Elicitation – Classic espionage techniques remain highly effective and remain in use today. Use of elicitation in professional engagements, honeypot (sexual attraction), and coercion occur in both the physical and digital realms. Elicitation with malicious intent targets vulnerabilities of a person or organization to exploit. Limiting the exposure of inexperienced employees to business travel and trade show environments can provide protection from elicitation. However, it is difficult to limit exposure to elicitation in the digital realm. Employee awareness training will not eliminate the threat, but helps employees recognize elicitation approaches as they occur.
Social networking – Irresponsible and overuse of social networking sites can reveal personal information and habits, and can also be used by malicious actors to elicit corporate secrets. Malicious actors use social engineering techniques on dating websites, employment websites and other social media pages, to collect information on organization structure and gather IP of target organizations. It is difficult for organizations to defend against threats in the social networking "wild,” but as with other attack vectors, persistent and effective awareness training can build a base of knowledge amongst employees.
Cyber Counterintelligence in Combatting Economic Espionage
Most private organizations lack the resources and training to fully combat economic espionage. Defending an organization’s IP from economic espionage requires uniquely experienced individuals trained in cyber counterintelligence and counterespionage techniques. Cyber counterintelligence is not a typical corporate function, and recognizing and countering economic espionage activities proves difficult for even well-trained and well–staffed security professionals experienced in economic espionage countermeasures.

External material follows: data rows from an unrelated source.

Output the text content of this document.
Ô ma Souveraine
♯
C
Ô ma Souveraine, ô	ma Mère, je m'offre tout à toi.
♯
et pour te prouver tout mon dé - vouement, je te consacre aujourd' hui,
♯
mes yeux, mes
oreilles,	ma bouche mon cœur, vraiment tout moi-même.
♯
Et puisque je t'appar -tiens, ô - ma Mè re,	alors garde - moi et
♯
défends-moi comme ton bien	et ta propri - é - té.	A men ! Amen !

Devoting resources to cyber counterintelligence is challenging to private organizations for a number of reasons. The costs associated in maintaining a full time staff dedicated to counterintelligence and countering economic espionage could substantially cut into profit and growth. Organizations are beholden to shareholder expectations and growth ambitions, and the investment in a full time cyber counterintelligence staff is not fiscally feasible to most. While this thought is completely logical, it is also a belief that organizational adversaries look to exploit. As organizations grow in revenue and size, for many, the natural move is to break outside of the U.S. borders and send business and manufacturing overseas. When this occurs, organizations are not afforded the same protections that are provided within the U.S., and organizations are frequently targeted. By moving portions of manufacturing and operations overseas, many U.S. organizations provide a target rich environment for adversaries like China and Russia, the most aggressive and capable adversaries using economic espionage.
Organizations unable to dedicate sufficient resources to counterintelligence are fighting economic espionage by outsourcing cyber counterintelligence professionals to provide proactive and responsive services. These services vary from establishing persistent proactive defensive measures to detect indicators of economic espionage, to post breach incident response services. The agility and expertise provided via outsourcing of cyber counterintelligence professionals allows an organization to focus on the "business of the business,” and allocate an organization’s most important resource, its employees, to focus on their particular roles.